I have had a Vararam for over a year now and have been happy with it but I am considering the XAIR. The design just seems like it would be much more efficient especially eliminating the need to seal against the hood and not drawing hot air from the engine bay. I am getting ready to relocate the IAT sensor and thought about changing OTRCAI as well. I would consider a Svede also but getting one seems next to impossible and all I can say is that I am glad that I was able to reverse charges with West Coast Speed before it was too late. I know some have switched from Vararam, so what were your results and what is your recommendation?

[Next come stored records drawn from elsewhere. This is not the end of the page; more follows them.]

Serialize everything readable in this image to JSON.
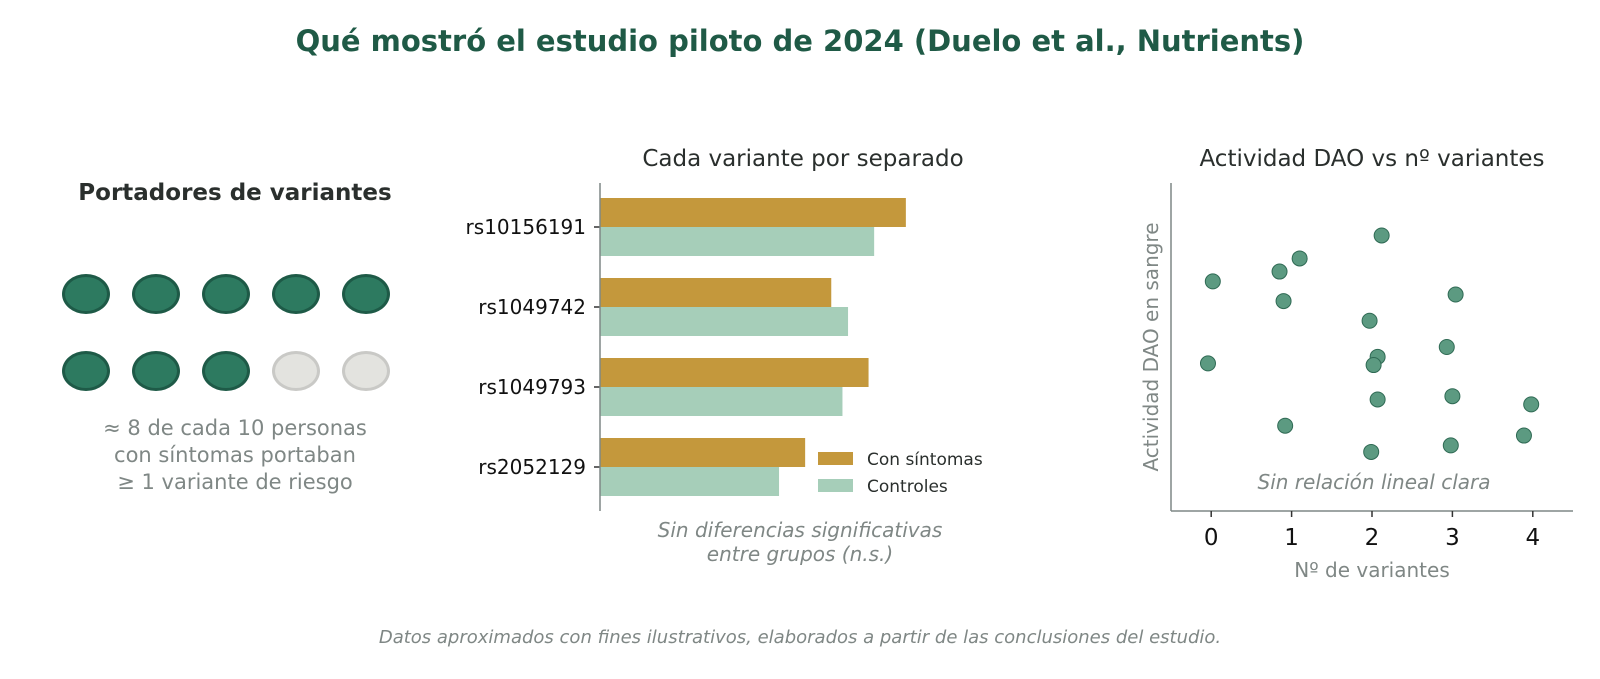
{
  "title": "Qué mostró el estudio piloto de 2024 (Duelo et al., Nutrients)",
  "left_panel": {
    "title": "Portadores de variantes",
    "carriers": 8,
    "total": 10,
    "caption_lines": [
      "≈ 8 de cada 10 personas",
      "con síntomas portaban",
      "≥ 1 variante de riesgo"
    ]
  },
  "chart_data": [
    {
      "type": "bar",
      "orientation": "horizontal",
      "title": "Cada variante por separado",
      "categories": [
        "rs10156191",
        "rs1049742",
        "rs1049793",
        "rs2052129"
      ],
      "series": [
        {
          "name": "Con síntomas",
          "values": [
            0.82,
            0.62,
            0.72,
            0.55
          ]
        },
        {
          "name": "Controles",
          "values": [
            0.735,
            0.665,
            0.65,
            0.48
          ]
        }
      ],
      "xlim": [
        0,
        1
      ],
      "annotation_lines": [
        "Sin diferencias significativas",
        "entre grupos (n.s.)"
      ],
      "legend_position": "bottom-right"
    },
    {
      "type": "scatter",
      "title": "Actividad DAO vs nº variantes",
      "xlabel": "Nº de variantes",
      "ylabel": "Actividad DAO en sangre",
      "xticks": [
        0,
        1,
        2,
        3,
        4
      ],
      "xlim": [
        -0.5,
        4.5
      ],
      "ylim": [
        0,
        10
      ],
      "annotation": "Sin relación lineal clara",
      "points": [
        {
          "x": 0.02,
          "y": 7.0
        },
        {
          "x": -0.04,
          "y": 4.5
        },
        {
          "x": 0.85,
          "y": 7.3
        },
        {
          "x": 1.1,
          "y": 7.7
        },
        {
          "x": 0.9,
          "y": 6.4
        },
        {
          "x": 0.92,
          "y": 2.6
        },
        {
          "x": 2.12,
          "y": 8.4
        },
        {
          "x": 1.97,
          "y": 5.8
        },
        {
          "x": 2.07,
          "y": 4.7
        },
        {
          "x": 2.02,
          "y": 4.45
        },
        {
          "x": 2.07,
          "y": 3.4
        },
        {
          "x": 1.99,
          "y": 1.8
        },
        {
          "x": 3.04,
          "y": 6.6
        },
        {
          "x": 2.93,
          "y": 5.0
        },
        {
          "x": 3.0,
          "y": 3.5
        },
        {
          "x": 2.98,
          "y": 2.0
        },
        {
          "x": 3.98,
          "y": 3.25
        },
        {
          "x": 3.89,
          "y": 2.3
        }
      ]
    }
  ],
  "colors": {
    "title": "#1f5a46",
    "symptoms": "#c4983c",
    "controls": "#a6ceb9",
    "carrier_fill": "#2d7a60",
    "carrier_edge": "#1e5a47",
    "scatter_fill": "#5c9a81",
    "scatter_edge": "#2f6a54",
    "muted_text": "#7f8785",
    "axis": "#7f8785"
  },
  "footer": "Datos aproximados con fines ilustrativos, elaborados a partir de las conclusiones del estudio."
}
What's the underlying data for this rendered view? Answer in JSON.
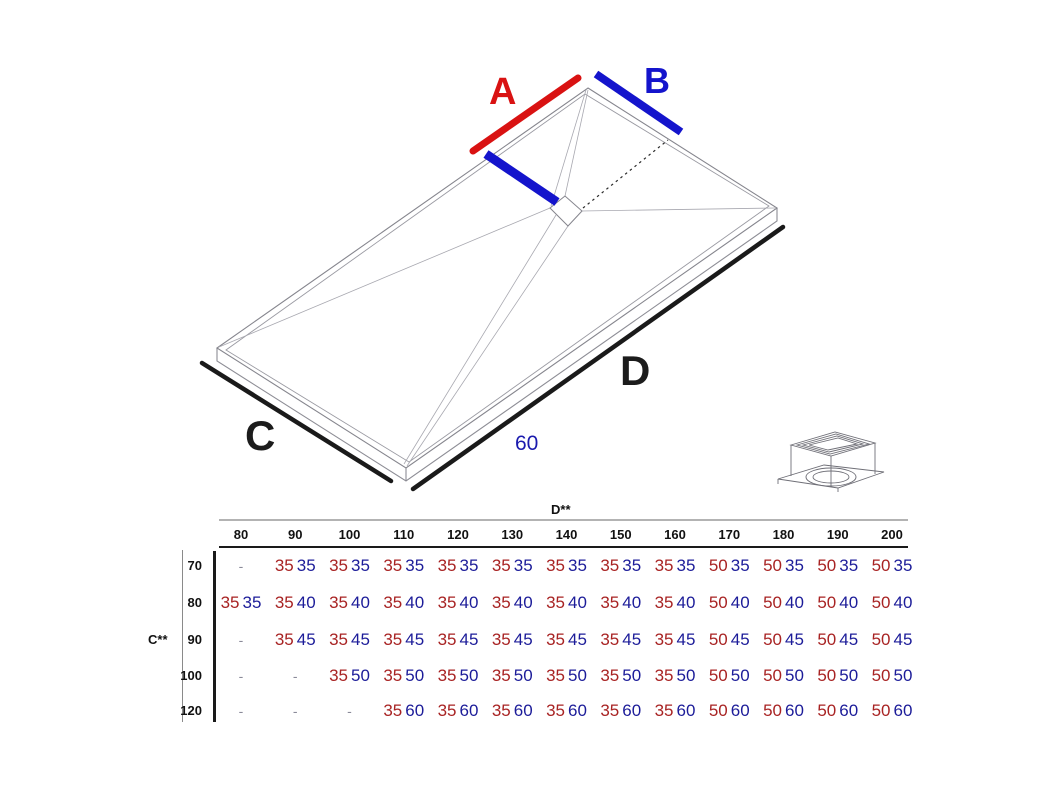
{
  "diagram": {
    "labels": {
      "a": "A",
      "b": "B",
      "c": "C",
      "d": "D",
      "edge_length": "60"
    },
    "colors": {
      "red_line": "#d91212",
      "blue_line": "#1414cc",
      "black_line": "#1a1a1a",
      "label_red": "#d91212",
      "label_blue": "#1414cc",
      "label_60": "#1a1aae"
    }
  },
  "table": {
    "col_axis_label": "D**",
    "row_axis_label": "C**",
    "columns": [
      "80",
      "90",
      "100",
      "110",
      "120",
      "130",
      "140",
      "150",
      "160",
      "170",
      "180",
      "190",
      "200"
    ],
    "rows": [
      {
        "label": "70",
        "cells": [
          "-",
          [
            "35",
            "35"
          ],
          [
            "35",
            "35"
          ],
          [
            "35",
            "35"
          ],
          [
            "35",
            "35"
          ],
          [
            "35",
            "35"
          ],
          [
            "35",
            "35"
          ],
          [
            "35",
            "35"
          ],
          [
            "35",
            "35"
          ],
          [
            "50",
            "35"
          ],
          [
            "50",
            "35"
          ],
          [
            "50",
            "35"
          ],
          [
            "50",
            "35"
          ]
        ]
      },
      {
        "label": "80",
        "cells": [
          [
            "35",
            "35"
          ],
          [
            "35",
            "40"
          ],
          [
            "35",
            "40"
          ],
          [
            "35",
            "40"
          ],
          [
            "35",
            "40"
          ],
          [
            "35",
            "40"
          ],
          [
            "35",
            "40"
          ],
          [
            "35",
            "40"
          ],
          [
            "35",
            "40"
          ],
          [
            "50",
            "40"
          ],
          [
            "50",
            "40"
          ],
          [
            "50",
            "40"
          ],
          [
            "50",
            "40"
          ]
        ]
      },
      {
        "label": "90",
        "cells": [
          "-",
          [
            "35",
            "45"
          ],
          [
            "35",
            "45"
          ],
          [
            "35",
            "45"
          ],
          [
            "35",
            "45"
          ],
          [
            "35",
            "45"
          ],
          [
            "35",
            "45"
          ],
          [
            "35",
            "45"
          ],
          [
            "35",
            "45"
          ],
          [
            "50",
            "45"
          ],
          [
            "50",
            "45"
          ],
          [
            "50",
            "45"
          ],
          [
            "50",
            "45"
          ]
        ]
      },
      {
        "label": "100",
        "cells": [
          "-",
          "-",
          [
            "35",
            "50"
          ],
          [
            "35",
            "50"
          ],
          [
            "35",
            "50"
          ],
          [
            "35",
            "50"
          ],
          [
            "35",
            "50"
          ],
          [
            "35",
            "50"
          ],
          [
            "35",
            "50"
          ],
          [
            "50",
            "50"
          ],
          [
            "50",
            "50"
          ],
          [
            "50",
            "50"
          ],
          [
            "50",
            "50"
          ]
        ]
      },
      {
        "label": "120",
        "cells": [
          "-",
          "-",
          "-",
          [
            "35",
            "60"
          ],
          [
            "35",
            "60"
          ],
          [
            "35",
            "60"
          ],
          [
            "35",
            "60"
          ],
          [
            "35",
            "60"
          ],
          [
            "35",
            "60"
          ],
          [
            "50",
            "60"
          ],
          [
            "50",
            "60"
          ],
          [
            "50",
            "60"
          ],
          [
            "50",
            "60"
          ]
        ]
      }
    ],
    "colors": {
      "first_value": "#a82323",
      "second_value": "#1c1c99",
      "dash": "#8a8a99"
    }
  }
}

Thanks and have a great weekend,

JeffM


----------



## svede1212 (Nov 1, 2005)

I can't give you first hand knowledge with the Xair but I can offer the opinion that it is a solid design and the size of the filter IMHO puts it ahead of the DuSpeed. My Svede has a very good cross-sectional area going over the radiator but as you've found out there is no reputable place to get them anymore. After WCS screwed everyone I considered restarting making them myself but with good, affordable products like the Xair now on the market it isn't worth my time or investment.


----------



## magpie5 (May 23, 2015)

Just researching the OTRCAI, came across this thread. I was just getting excited about buying american. Oh well. Sorry man, about the WCS. Dang. 

So I see Xair sells a matching OTRCAI radiator cover for the 04, but not the 05/06. What's up with that? My 06 GTO is stock. Any future mods I would like to do without hacking up stuff like that. Besides removing the stock radiator cover, are there any options out there?


----------



## Steamwalker (Mar 9, 2012)

Not sure how you mean. I don't know of any OTRCAI that would allow you to use the stock radiator shroud without cutting it and cutting up the rest of the fan shroud.


----------



## magpie5 (May 23, 2015)

http://www.bohnmancustoms.com/2004_GTO_Radiator_Cover/p2189578_13748680.aspx


----------



## Steamwalker (Mar 9, 2012)

That's the 2004 radiator cover. They don't make an 05-06. Either run without the cover or cut up your current one.


----------



## magpie5 (May 23, 2015)

Can anyone tell me how different the 2004 versus the 05/06 radiator covers are? Could I use the X air 2004 radiator cover on an 05/06 with only minor modification? I guess my preference would be to run the X air intake without the radiator cover versus cutting up the stock radiator cover. But if I could make The 04 cover work, I would be tempted to try it.


----------



## svede1212 (Nov 1, 2005)

No, the LS2 has a radiator cap and overflow bottle that the '04 doesn't have. For what the Xair cover costs you could buy a spare used stock cover cheaper


----------



## magpie5 (May 23, 2015)

Gotcha. Thanks for the info.


----------